Prayers are led by an Imam in the Masjid. Prayers are said at dawn, mid-day, late-afternoon, sunset and nightfall. Each salah is performed facing towards the Kaba. Salah is compulsory on all Muslims.
This is about looking after other people. Each Muslim gives up a share of his wealth each year to provide for those less fortunate. The word zakat means to purify or cleanse.
As the person gives up a share of his or her wealth they become cleansed from selfishness and greed. This money might be to provide education, keep up or build masjids or help the needy.
Fasting occurs in the ninth month of the islamic calendar. For twenty nine or thirty days Muslims fast, they do not eat or drink during daylight hours. It starts when the new moon is seen at the start of the month and ends when the new moon is seen again at the end of the month.

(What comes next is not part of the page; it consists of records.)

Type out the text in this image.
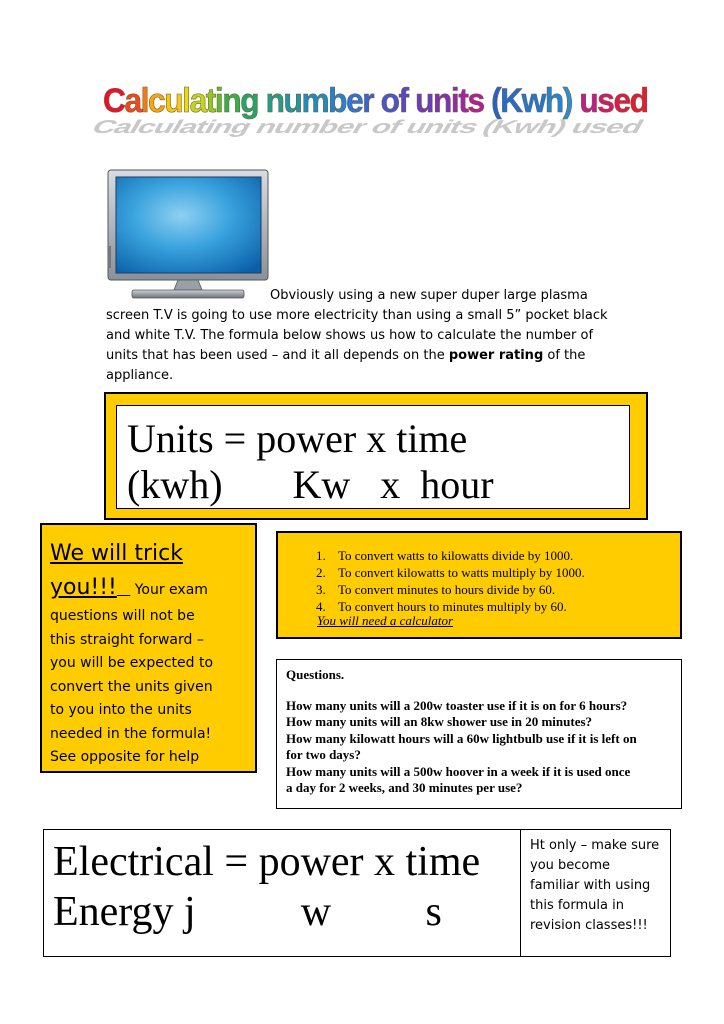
Calculating number of units (Kwh) used
Calculating number of units (Kwh) used
Obviously using a new super duper large plasma
screen T.V is going to use more electricity than using a small 5” pocket black
and white T.V. The formula below shows us how to calculate the number of
units that has been used – and it all depends on the power rating of the
appliance.
Units = power x time
(kwh)       Kw   x  hour
We will trick
you!!!    Your exam
questions will not be
this straight forward –
you will be expected to
convert the units given
to you into the units
needed in the formula!
See opposite for help
1. To convert watts to kilowatts divide by 1000.
2. To convert kilowatts to watts multiply by 1000.
3. To convert minutes to hours divide by 60.
4. To convert hours to minutes multiply by 60.
You will need a calculator
Questions.
How many units will a 200w toaster use if it is on for 6 hours?
How many units will an 8kw shower use in 20 minutes?
How many kilowatt hours will a 60w lightbulb use if it is left on
for two days?
How many units will a 500w hoover in a week if it is used once
a day for 2 weeks, and 30 minutes per use?
Electrical = power x time
Energy j          w         s
Ht only – make sure
you become
familiar with using
this formula in
revision classes!!!
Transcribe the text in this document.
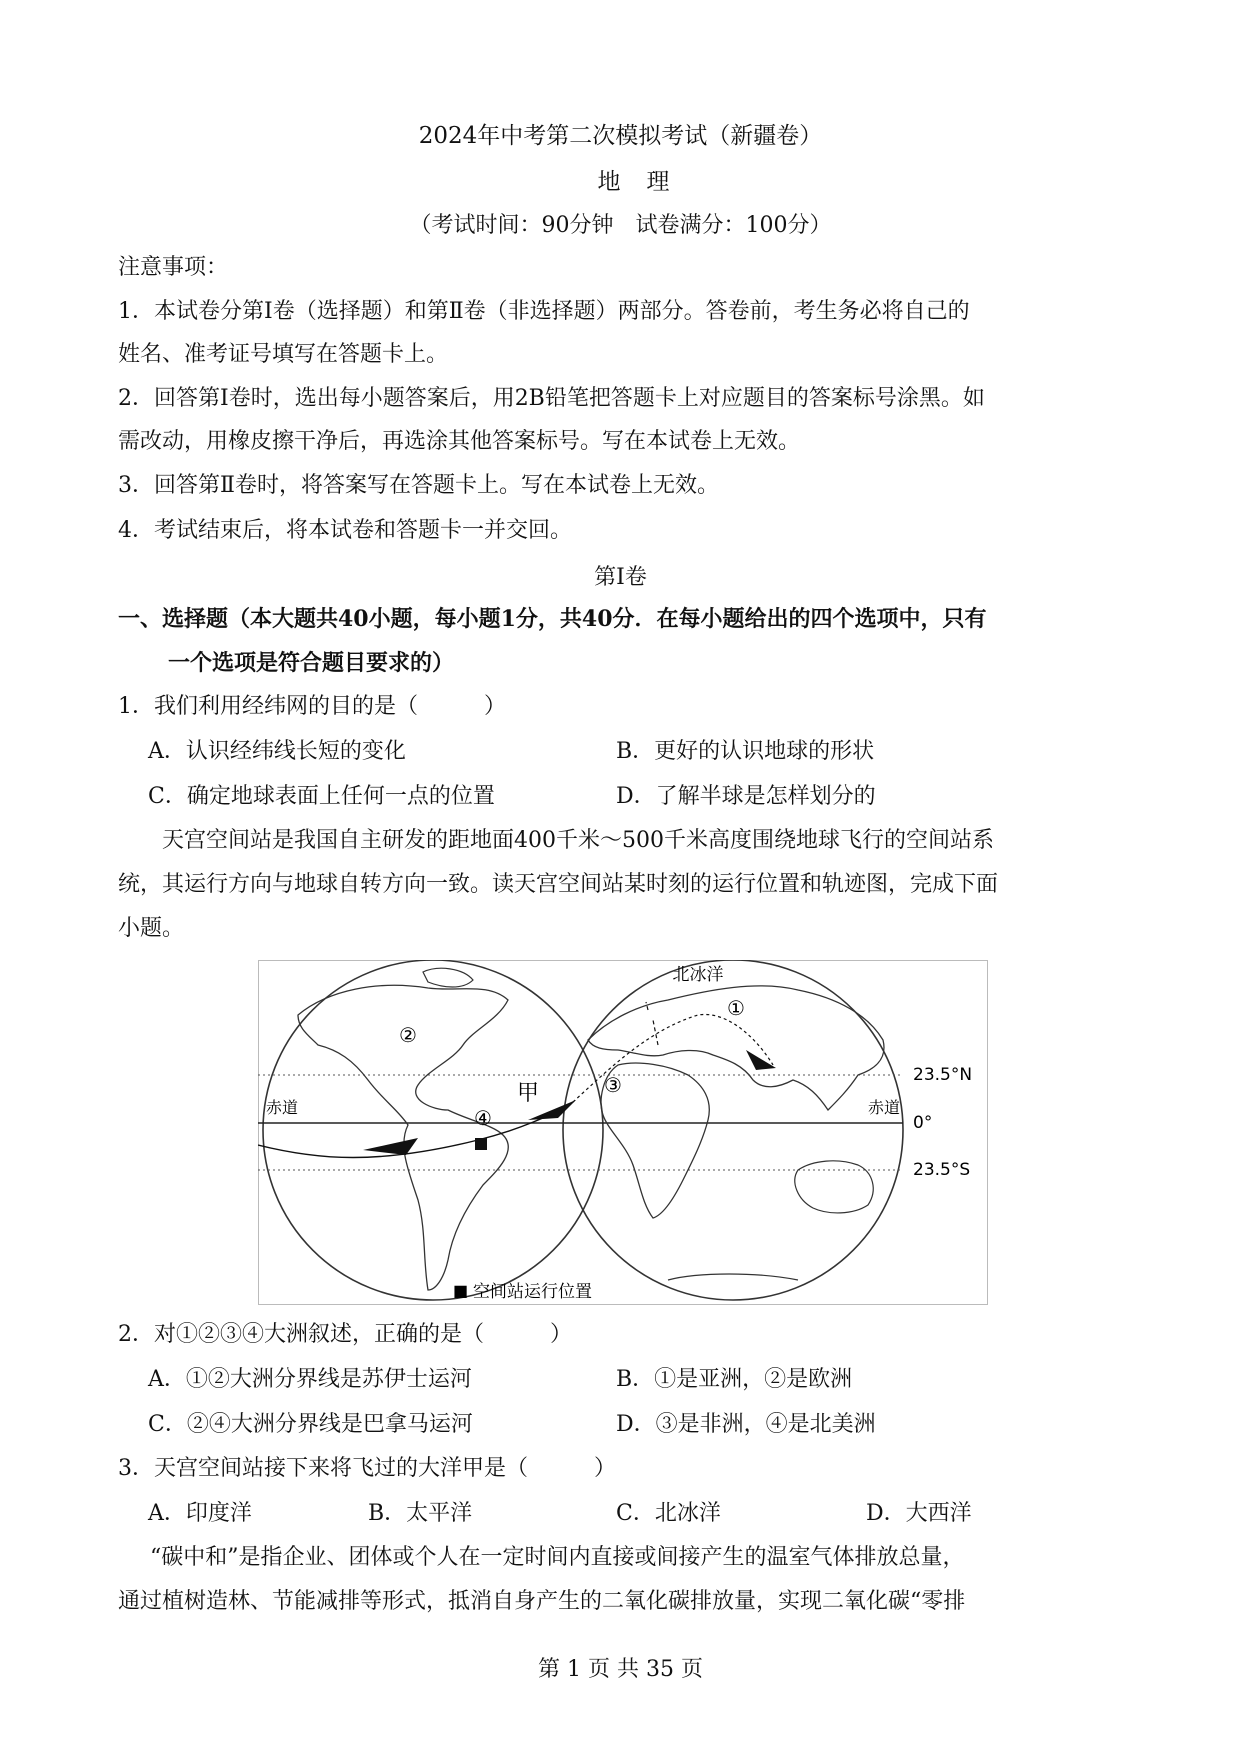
2024年中考第二次模拟考试（新疆卷）
地理
（考试时间：90分钟　试卷满分：100分）
注意事项：
1．本试卷分第Ⅰ卷（选择题）和第Ⅱ卷（非选择题）两部分。答卷前，考生务必将自己的
姓名、准考证号填写在答题卡上。
2．回答第Ⅰ卷时，选出每小题答案后，用2B铅笔把答题卡上对应题目的答案标号涂黑。如
需改动，用橡皮擦干净后，再选涂其他答案标号。写在本试卷上无效。
3．回答第Ⅱ卷时，将答案写在答题卡上。写在本试卷上无效。
4．考试结束后，将本试卷和答题卡一并交回。
第Ⅰ卷
一、选择题（本大题共40小题，每小题1分，共40分．在每小题给出的四个选项中，只有
一个选项是符合题目要求的）
1．我们利用经纬网的目的是（　　　）
A．认识经纬线长短的变化	B．更好的认识地球的形状
C．确定地球表面上任何一点的位置	D．了解半球是怎样划分的
天宫空间站是我国自主研发的距地面400千米～500千米高度围绕地球飞行的空间站系
统，其运行方向与地球自转方向一致。读天宫空间站某时刻的运行位置和轨迹图，完成下面
小题。
②
④
③
①
甲
北冰洋
赤道	赤道
23.5°N
0°
23.5°S
■ 空间站运行位置
2．对①②③④大洲叙述，正确的是（　　　）
A．①②大洲分界线是苏伊士运河	B．①是亚洲，②是欧洲
C．②④大洲分界线是巴拿马运河	D．③是非洲，④是北美洲
3．天宫空间站接下来将飞过的大洋甲是（　　　）
A．印度洋	B．太平洋	C．北冰洋	D．大西洋
“碳中和”是指企业、团体或个人在一定时间内直接或间接产生的温室气体排放总量，
通过植树造林、节能减排等形式，抵消自身产生的二氧化碳排放量，实现二氧化碳“零排
第 1 页 共 35 页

The fast is to remind them how difficult it is to be poor, hungry and thirsty in a hot place. It reminds them to thank God for his gift of the Qur'an. It also serves to make them think about the essentials and luxuries of life and so not be greedy.
It is obligatory to make the pilgrimage to Mecca, at least once in a lifetime. Muslims from all walks of life, from every corner of the globe assemble in Mecca in response to the call of Allah(swt).
The pilgrimage to Makkah (the hajj) is an obligation only for those who are physically and financially able to do so. Nevertheless, over two million people go to Makkah each year from every corner of the globe providing a unique opportunity for those of different nations to meet one another.
The annual hajj begins in the twelfth month of the Islamic year (which is lunar, not solar, so that hajj and Ramada-n fall sometimes in summer, sometimes in winter). Pilgrims wear special clothes: simple garments that strip away distinctions of class and culture, so that all stand equal before God.